Do you know, the above may as well be written in Biddelonian. If I said to my parents even the word “blog” they’d look at me as if I was speaking a foreign language, which of course, I am. Now I have a good grasp of what my Grandmother went through when, in her words: “that rotten stinkin’ government changed our money!” Dollars and cents just about sent her skidding off into the hereafter with one foot on a banana skin. My husband, only four years older than I am, continually battles with kilos, centimetres, hectorPascals, Newton meters, joules and hectares. The 'undermining' of his life's education is regarded as a personal affront.

A funny thing happened last night. I caught a snippet from Rove’s Grade 5s vs Millionaire or whatever the hell it's called, and the subject chosen was “1st grade computer studies”. And there you have it in a nutshell!! Your future mouse-moving Meme-meisters are being indoctrinated to sit in front of a screen before they’ve even lost their first front fang.


That, to me, is the fundamental flaw in this whole shebang; that we are teaching the people of our world to withdraw from warm, human and personal interaction to sit in front of a plastic screen so they can search for warm, human interaction on a global scale. They then need blogs, tags, RSS feeds, cloud groups, folksonomies and all the other linguistic gymnastics to keep up with their fellow cyber-Jones's to know what they’re talking about. Pfffff .... What the hell are we doing!

After reading numerous articles suggested on the Week 6 site, plus viewing the video, I’ve peeked into the future and even if I could parlez the lingo, I don’t like it one little bit. After reading about a pathway from VR to AR (Virtual Reality to Augmented Reality - need that dictionary?), I took a reality check myself and logged out.

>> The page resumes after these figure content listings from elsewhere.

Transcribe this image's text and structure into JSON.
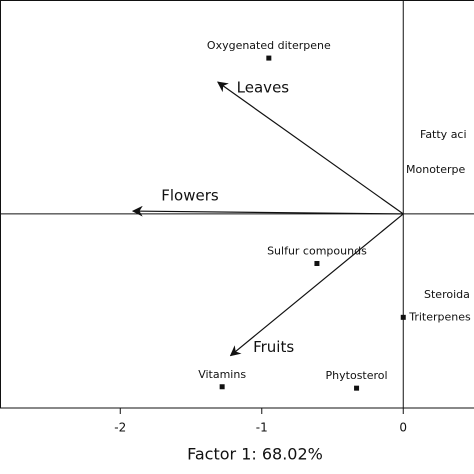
{
  "chart_data": {
    "type": "biplot",
    "xlabel": "Factor 1: 68.02%",
    "xlim": [
      -2.85,
      0.5
    ],
    "ylim": [
      -1.37,
      1.51
    ],
    "xticks": [
      -2,
      -1,
      0
    ],
    "points": {
      "labels": [
        "Oxygenated diterpene",
        "Sulfur compounds",
        "Triterpenes",
        "Vitamins",
        "Phytosterol"
      ],
      "x": [
        -0.95,
        -0.61,
        0.0,
        -1.28,
        -0.33
      ],
      "y": [
        1.1,
        -0.35,
        -0.73,
        -1.22,
        -1.23
      ]
    },
    "vectors": {
      "labels": [
        "Leaves",
        "Flowers",
        "Fruits"
      ],
      "x": [
        -1.31,
        -1.91,
        -1.22
      ],
      "y": [
        0.93,
        0.02,
        -1.0
      ]
    },
    "annotations": [
      "Fatty aci",
      "Monoterpe",
      "Steroida"
    ]
  }
}
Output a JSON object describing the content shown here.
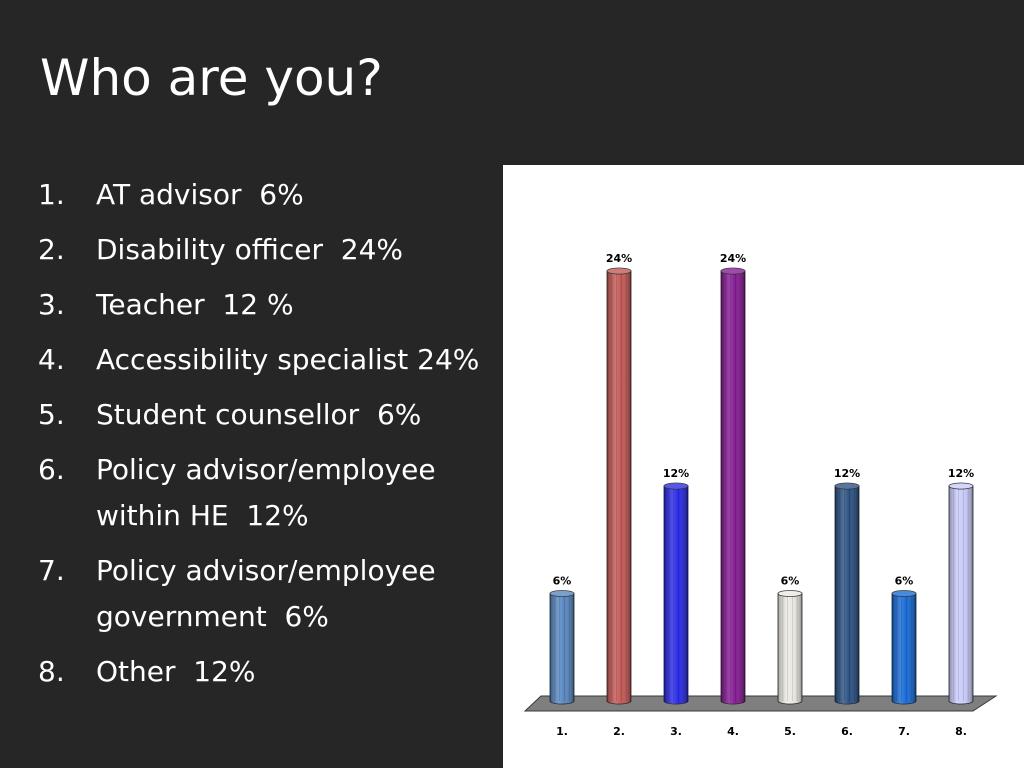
{
  "slide": {
    "title": "Who are you?"
  },
  "list": {
    "items": [
      {
        "num": "1.",
        "text": "AT advisor  6%"
      },
      {
        "num": "2.",
        "text": "Disability officer  24%"
      },
      {
        "num": "3.",
        "text": "Teacher  12 %"
      },
      {
        "num": "4.",
        "text": "Accessibility specialist 24%"
      },
      {
        "num": "5.",
        "text": "Student counsellor  6%"
      },
      {
        "num": "6.",
        "text": "Policy advisor/employee within HE  12%"
      },
      {
        "num": "7.",
        "text": "Policy advisor/employee government  6%"
      },
      {
        "num": "8.",
        "text": "Other  12%"
      }
    ]
  },
  "chart_data": {
    "type": "bar",
    "style": "3d-cylinder",
    "categories": [
      "1.",
      "2.",
      "3.",
      "4.",
      "5.",
      "6.",
      "7.",
      "8."
    ],
    "values": [
      6,
      24,
      12,
      24,
      6,
      12,
      6,
      12
    ],
    "data_labels": [
      "6%",
      "24%",
      "12%",
      "24%",
      "6%",
      "12%",
      "6%",
      "12%"
    ],
    "colors": [
      "#4f81bd",
      "#c0504d",
      "#1f1fe6",
      "#7f0f8f",
      "#ebe9e0",
      "#1f497d",
      "#0b63d4",
      "#c7c9fb"
    ],
    "floor_color": "#7f7f7f",
    "ylim": [
      0,
      24
    ],
    "grid": false,
    "legend": "none"
  }
}
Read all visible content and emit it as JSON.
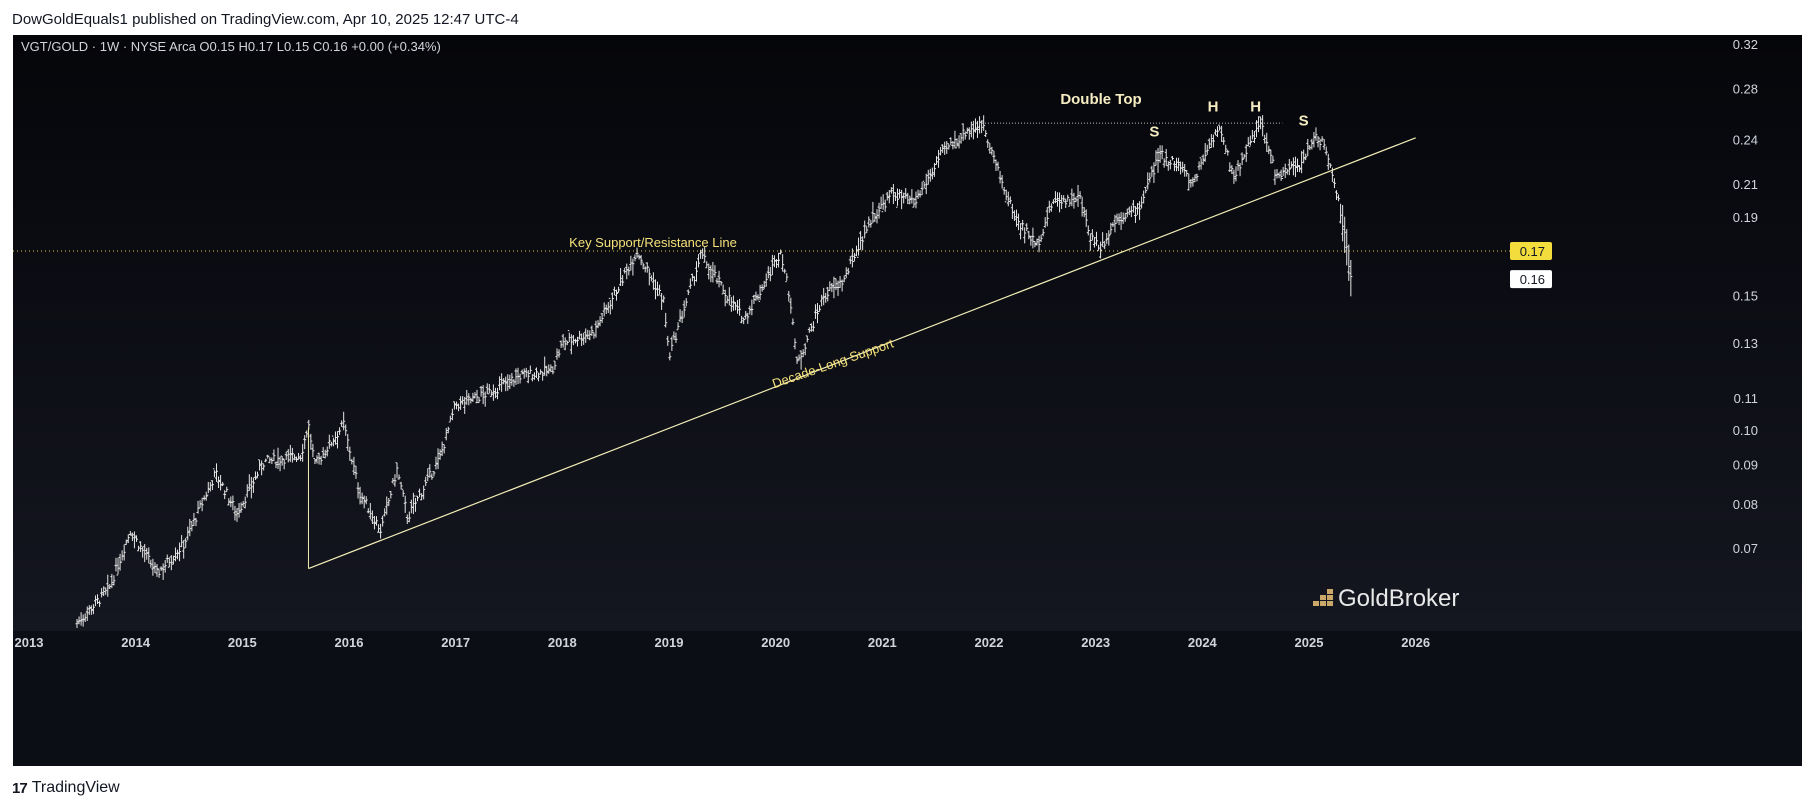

My VIP Noticeboard quote for the day?
“I don’t have an attitude problem, you have a perception problem.”


3 comments:

Learning 2.0 administrator said...

Okay- so firstly I love your quotes of the day! Fantastic. Second, if you continue to brag about your cooking you may find a line of library workers showing up to prove you wrong! : ) I'm sorry I haven't gotten around to your blog yet, but as you can imagine I am thinking a clone of me would come in handy right about now (albeit a younger, thinner clone) to help take the workload off. However I'm getting there!
Keep up the beautiful work.
Regards
Leslie

linda said...

It is a shock to discover all this internet related STUFF (dictionary required) that kids are apparently obsessed with. But the point is not that we are teaching it to them but that they are teaching it to us! (or at least we are trying to get a handle on it so that we know what theyre talking about). Most of our collegues would agree with you that we dont need more computer work in our lives. Lets just finish checking out all this STUFF and then decide whether we have any use for it.

linda said...

further to my previous comment: Stephen Abram presented some predictions for the internet in 2020 from PEW which include a likelihood that technical addiction will be a problem for some and that refuseniks will emerge as a cultural group - not a particularly happy picture!